Developer Guide¶
This developer guide includes instructions for how to write an extractor. If you haven’t read Installation you should do that first.
Writing an Extractor¶
An extractor is a directory in the folder contributor_ci/main/extractors
.
The directory should correspond to the name of the extractor (e.g., users or repos)
and within should minimally be an extract.py
file.
Extractor Base Classes¶
You can use an extractor base class to get access to all the functions to
save, load, and otherwise run an extraction. Specifically, if you are using
a GitHub extractor, you can import the GitHubExtractorBase
:
from contributor_ci.main.extractor import GitHubExtractorBase
If you don’t require GitHub and are extracting metadata in some other way,
the ExtractorBase
should be sufficient.
from contributor_ci.main.extractor import ExtractorBase
GitHub Extractor Base¶
The GitHubExtractorBase
required a GITHUB_TOKEN
to be exported in the
environment, and comes with a self.manager
that is a query manager from
this scraper tool. This tool uses graphQL queries
that should be located in the same directory as the extractor. For example,
the users extractor has several query files (extension *.gql) as you can see here:
$ tree contributor_ci/main/extractors/users/
contributor_ci/main/extractors/users/
├── extract.py
├── __init__.py
├── org-members.gql
└── repo-users.gql
There are several helper functions to support loading files, and reading any
previously extracted dependency files. As long as you add depends_on
to your
extractor, there is an ExtractorResolver
class that will make sure your dependency
data is produced before the extractor is run. You can do any of the following:
# Load the dependency file named cci-repos.json
# repos.data will have the loaded data
repos = self.load_dependency_file("repos")
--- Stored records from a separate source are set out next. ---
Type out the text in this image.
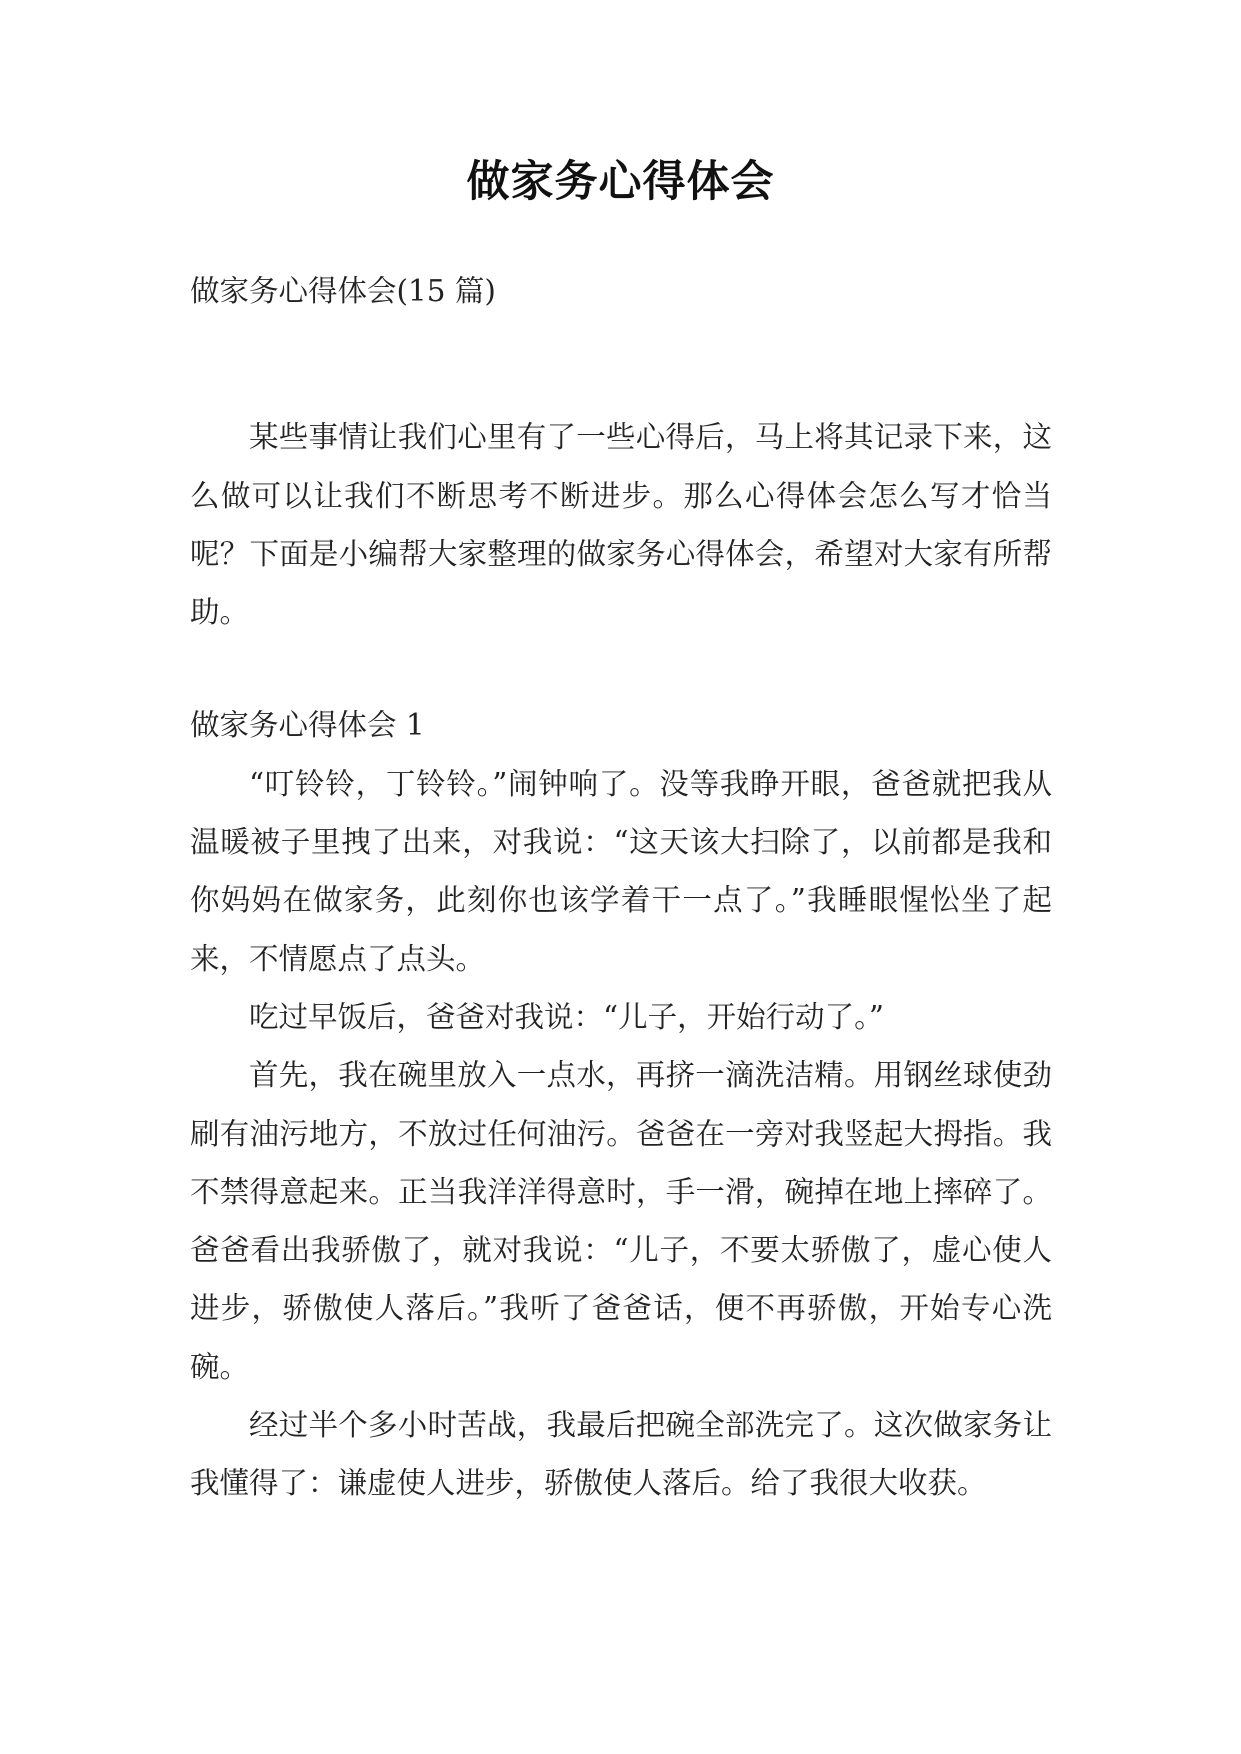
做家务心得体会

做家务心得体会(15 篇)

某些事情让我们心里有了一些心得后，马上将其记录下来，这么做可以让我们不断思考不断进步。那么心得体会怎么写才恰当呢？下面是小编帮大家整理的做家务心得体会，希望对大家有所帮助。

做家务心得体会 1

“叮铃铃，丁铃铃。”闹钟响了。没等我睁开眼，爸爸就把我从温暖被子里拽了出来，对我说：“这天该大扫除了，以前都是我和你妈妈在做家务，此刻你也该学着干一点了。”我睡眼惺忪坐了起来，不情愿点了点头。

吃过早饭后，爸爸对我说：“儿子，开始行动了。”

首先，我在碗里放入一点水，再挤一滴洗洁精。用钢丝球使劲刷有油污地方，不放过任何油污。爸爸在一旁对我竖起大拇指。我不禁得意起来。正当我洋洋得意时，手一滑，碗掉在地上摔碎了。爸爸看出我骄傲了，就对我说：“儿子，不要太骄傲了，虚心使人进步，骄傲使人落后。”我听了爸爸话，便不再骄傲，开始专心洗碗。

经过半个多小时苦战，我最后把碗全部洗完了。这次做家务让我懂得了：谦虚使人进步，骄傲使人落后。给了我很大收获。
# Load the query filename org-repos-info.gql in the extractor directory
org_query = self.get_local_query("org-repos-info.gql")
For running queries, it’s recommended that you look at already existing GitHub extractors for examples.
Extractor Metadata¶
Each extractor is required to have a set of properties that help to identify it. Specifically:
Name | Description | Required |
---|---|---|
name | The extractor name, which should match the folder it lives in. | true |
description | A description of the extractor. | true |
filenames | The filename identifiers that the extractor is expected to save. E.g., if the “repos” extractor saves a file called “cci-repos.json”, you would provide a list with “repos.” | true |
depends_on | A list of other extractor names that this extractor depends on | false |
You will also want to name your extractor the same as the directory and name, but uppercase. This is how the class is discovered. As an example, here is the “users” extractor.
class Users(GitHubExtractorBase):
name = "users"
description = "extract user metrics for a repository."
depends_on = ["repos"]
filenames = ["internal-users", "external-users"]
This extractor requires that the “repos” extractor is run first (the depends_on field) because we need a list of organization repositories to find members in. This means that if someone runs:
cci extract users
The “repos” extractor will be run first as the dependency. You’ll also notice that filenames include “internal-users” and “external-users,” and these will generate output files in the nested output directory named accordingly. After running this extractor, you’ll see:
$ tree .cci/
.cci/
└── 2021
└── 6
├── 3
│ └── cci-repos.json
└── 5
├── cci-external-users.json
├── cci-internal-users.json
└── cci-repos.json
4 directories, 4 files
Extractor Functions¶
Your extractor is required to have one main function called extract
to
do whatever extraction is needed and save results to self._data
.
Importantly, the keys to self._data
should correspond with the file key
you intend to save. For the repos extractor, this means we save data to
self._data["repos"]`
or just self._data[self.name]
and for the
users extractor we expect to find data keys “internal-users” and “external-users.”
That’s it! As long as you have a function to extract, provide the necessary metadata,
and populate the data into self._data
correctly, you should be good to go.